(Washington, D.C.) – The U.S. Supreme Court should deny a writ of certiorari, filed on June 11th, from a coalition of illegal cockfighting enthusiasts in Puerto Rico and allow a series of unanimous federal court rulings to stand that declare that no part of the United States should be a refuge for staged animal fights.
In December 2018, Congress passed and the President signed the Agricultural Improvement Act of 2018, and that legislative package included a provision to apply all prohibitions against animal fighting to every part of the United States, including the U.S. territories of Puerto Rico and Guam. The animal fighting provision had a one-year delay in implementation, taking effect on December 20, 2019. In October 2019, a U.S. District Court in San Juan rejected the pleadings from the same group of cockfighters, and then in January 2021, a unanimous three-judge panel for the U.S. Court of Appeals for the First Circuit upheld that decision. A similar case from a Guam cockfighter was rejected by a U.S. District Court on Guam in October 2020.
In response to this latest legal maneuver, Wayne Pacelle, president of Animal Wellness Action, issued the following statement:
“The Commonwealth of Puerto, as a legal jurisdiction of the United States, cannot whimsically opt-out of U.S. laws that forbid animal cruelty,” said Wayne Pacelle, president of Animal Wellness Action. “The Congress and the federal courts have determined that cockfighting is not only barbaric and inhumane, but it is bound up with interstate commerce, grounding the authority of the federal government to forbid staged fights that leave animals with punctured lungs, gouged eyes, and other grievous injuries.”
“Tips from hundreds of Puerto Ricans to Animal Wellness Action reveal that cockfighters, abetted by politicians on the island, are breaking federal law and continuing to stage fights there, despite a series of emphatic court rulings that make plain their acts of animal cruelty constitute a felony offense. Why should the U.S. Supreme Court hear a case from individuals who are knowingly defying federal courts but now seek relief from them?”
“Neither the Commonwealth’s political statues nor the Territorial Clause, impede the United States Government from enacting laws that apply to all citizens of this Nation alike, whether as a state or territory,” wrote Judge Gustavo Gelpí in siding with the United States in an October 2019 ruling brought by Club Gallistico and other fight venue operators. And in January 2020, Federal Appeals Court Judge Sandra L. Lynch, on behalf of a panel for the First Circuit, wrote that the U.S. law against cockfighting “is a valid exercise of Congress’s Commerce Clause power and does not violate plaintiffs’ individual rights.
The federal law against dogfighting and cockfighting never singled out Puerto Rico, Guam, or any other U.S. territory. The federal law, step by step, applied prohibitions to cockfighting in the territories, and finally, in 2018, Congress finished the job in banning the practice on every acre of U.S. soil.
Animal Wellness Action notes that the presence of an above-ground cockfighting industry anywhere undermines prohibitions elsewhere. Territorial disregard for the federal anti-cockfighting law gives animal fighters an unwarranted patina of legitimacy, a market for fighting animals and paraphernalia, and venues for the conduct.

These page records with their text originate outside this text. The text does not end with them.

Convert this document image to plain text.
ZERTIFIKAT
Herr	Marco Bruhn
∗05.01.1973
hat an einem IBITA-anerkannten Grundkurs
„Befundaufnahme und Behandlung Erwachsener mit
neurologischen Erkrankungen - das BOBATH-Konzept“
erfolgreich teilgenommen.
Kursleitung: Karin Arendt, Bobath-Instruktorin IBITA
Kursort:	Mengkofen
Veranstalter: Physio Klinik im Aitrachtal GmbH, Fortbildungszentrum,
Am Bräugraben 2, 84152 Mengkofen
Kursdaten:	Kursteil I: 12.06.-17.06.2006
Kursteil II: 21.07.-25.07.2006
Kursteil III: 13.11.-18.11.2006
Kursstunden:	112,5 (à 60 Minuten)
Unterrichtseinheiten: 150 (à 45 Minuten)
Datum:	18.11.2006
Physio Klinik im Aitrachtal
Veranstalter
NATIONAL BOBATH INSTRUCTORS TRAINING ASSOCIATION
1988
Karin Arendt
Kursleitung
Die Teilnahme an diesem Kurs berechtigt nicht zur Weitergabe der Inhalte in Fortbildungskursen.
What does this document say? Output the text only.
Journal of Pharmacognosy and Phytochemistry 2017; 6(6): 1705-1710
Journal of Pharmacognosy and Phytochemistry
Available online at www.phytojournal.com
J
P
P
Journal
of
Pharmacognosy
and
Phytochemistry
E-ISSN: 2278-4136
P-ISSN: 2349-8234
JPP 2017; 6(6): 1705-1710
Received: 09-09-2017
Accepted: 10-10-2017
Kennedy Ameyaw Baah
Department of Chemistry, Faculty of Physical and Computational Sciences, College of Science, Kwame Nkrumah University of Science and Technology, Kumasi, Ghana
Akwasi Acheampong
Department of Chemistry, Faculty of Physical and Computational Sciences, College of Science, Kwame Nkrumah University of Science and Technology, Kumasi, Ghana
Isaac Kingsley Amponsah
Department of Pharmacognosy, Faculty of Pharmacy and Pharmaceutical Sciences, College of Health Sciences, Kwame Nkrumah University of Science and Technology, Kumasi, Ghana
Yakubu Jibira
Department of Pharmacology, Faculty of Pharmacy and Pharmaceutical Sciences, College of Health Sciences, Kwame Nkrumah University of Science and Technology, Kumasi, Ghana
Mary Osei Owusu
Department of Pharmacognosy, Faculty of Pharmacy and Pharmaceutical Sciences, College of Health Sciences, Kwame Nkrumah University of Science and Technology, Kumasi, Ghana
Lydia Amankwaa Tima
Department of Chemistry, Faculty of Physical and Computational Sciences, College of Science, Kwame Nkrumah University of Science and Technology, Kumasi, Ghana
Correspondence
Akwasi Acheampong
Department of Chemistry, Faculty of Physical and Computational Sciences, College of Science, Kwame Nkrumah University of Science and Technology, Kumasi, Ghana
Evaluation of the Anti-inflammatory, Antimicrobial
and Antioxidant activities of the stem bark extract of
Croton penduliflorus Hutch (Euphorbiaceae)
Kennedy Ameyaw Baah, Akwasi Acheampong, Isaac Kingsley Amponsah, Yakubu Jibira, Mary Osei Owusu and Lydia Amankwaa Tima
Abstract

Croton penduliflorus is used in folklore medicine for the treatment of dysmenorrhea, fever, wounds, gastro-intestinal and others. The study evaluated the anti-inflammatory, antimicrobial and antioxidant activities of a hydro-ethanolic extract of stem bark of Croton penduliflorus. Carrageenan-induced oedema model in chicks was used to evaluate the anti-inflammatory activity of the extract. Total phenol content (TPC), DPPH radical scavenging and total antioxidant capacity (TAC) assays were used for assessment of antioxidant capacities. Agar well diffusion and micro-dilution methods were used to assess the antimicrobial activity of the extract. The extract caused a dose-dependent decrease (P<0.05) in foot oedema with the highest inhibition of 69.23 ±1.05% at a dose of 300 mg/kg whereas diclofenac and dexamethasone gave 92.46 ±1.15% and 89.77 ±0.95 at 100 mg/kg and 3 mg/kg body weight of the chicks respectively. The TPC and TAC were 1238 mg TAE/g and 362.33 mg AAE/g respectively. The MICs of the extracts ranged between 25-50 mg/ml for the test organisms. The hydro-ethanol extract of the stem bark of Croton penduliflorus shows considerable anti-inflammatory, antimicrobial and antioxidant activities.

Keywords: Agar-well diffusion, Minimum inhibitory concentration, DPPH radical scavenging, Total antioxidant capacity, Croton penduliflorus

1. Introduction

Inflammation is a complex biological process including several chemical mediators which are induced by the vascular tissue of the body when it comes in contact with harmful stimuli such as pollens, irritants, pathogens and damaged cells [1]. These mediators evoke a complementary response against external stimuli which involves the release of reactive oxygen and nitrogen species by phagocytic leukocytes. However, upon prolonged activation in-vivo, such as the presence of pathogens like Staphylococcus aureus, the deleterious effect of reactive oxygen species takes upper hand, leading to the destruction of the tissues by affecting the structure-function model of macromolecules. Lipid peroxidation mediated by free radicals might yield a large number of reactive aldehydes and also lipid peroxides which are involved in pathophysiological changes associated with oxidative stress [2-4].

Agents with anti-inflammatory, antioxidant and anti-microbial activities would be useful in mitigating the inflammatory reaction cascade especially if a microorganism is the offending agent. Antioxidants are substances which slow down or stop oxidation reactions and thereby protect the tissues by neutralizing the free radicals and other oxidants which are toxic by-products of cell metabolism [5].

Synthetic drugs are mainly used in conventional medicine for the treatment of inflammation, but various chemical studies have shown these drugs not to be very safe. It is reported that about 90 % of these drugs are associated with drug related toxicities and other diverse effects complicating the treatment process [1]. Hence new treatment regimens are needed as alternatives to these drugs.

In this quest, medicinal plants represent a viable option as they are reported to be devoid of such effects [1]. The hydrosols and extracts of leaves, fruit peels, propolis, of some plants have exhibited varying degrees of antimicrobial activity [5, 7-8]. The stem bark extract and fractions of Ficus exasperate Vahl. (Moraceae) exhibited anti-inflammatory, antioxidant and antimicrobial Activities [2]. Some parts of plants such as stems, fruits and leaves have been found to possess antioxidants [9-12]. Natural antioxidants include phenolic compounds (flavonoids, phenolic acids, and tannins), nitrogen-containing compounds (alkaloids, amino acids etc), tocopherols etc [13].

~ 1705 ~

Animal Wellness Action, the Animal Wellness Foundation, and the Center for a Humane Economy have participated as a friend of the court (amicus curiae) on the side of the United States in all challenges to the 2018 U.S. law banning cockfighting everywhere in the nation, including a similar challenge from a cockfighting enthusiast on Guam.
Under the federal anti-animal fighting law, it is a crime to:
- Knowingly sponsor or exhibit in an animal fighting venture;
- Knowingly attend an animal fighting venture, or knowingly cause an individual who has not attained the age of 16 to attend an animal fighting venture;
- Knowingly buy, sell, possess, train, transport, deliver, or receive any animal for purposes of having the animal participate in an animal fighting venture;
- Knowingly use the mail service of the U.S. Postal Service, or any “written, wire, radio televisions or other form of communications in, or use a facility of, interstate commerce,” to advertise an animal for use in an animal fighting venture, or to advertise a knife, gaff, or other sharp instrument designed to be attached to the leg of a bird for use in an animal fighting venture, or to promote or in any other manner further an animal fighting venture except as performed outside the U.S.;
- Knowingly sell, buy, transport, or deliver in interstate or foreign commerce “a knife, a gaff, or any other sharp instrument” designed or intended to be attached to the leg of a bird for use in an animal fighting venture.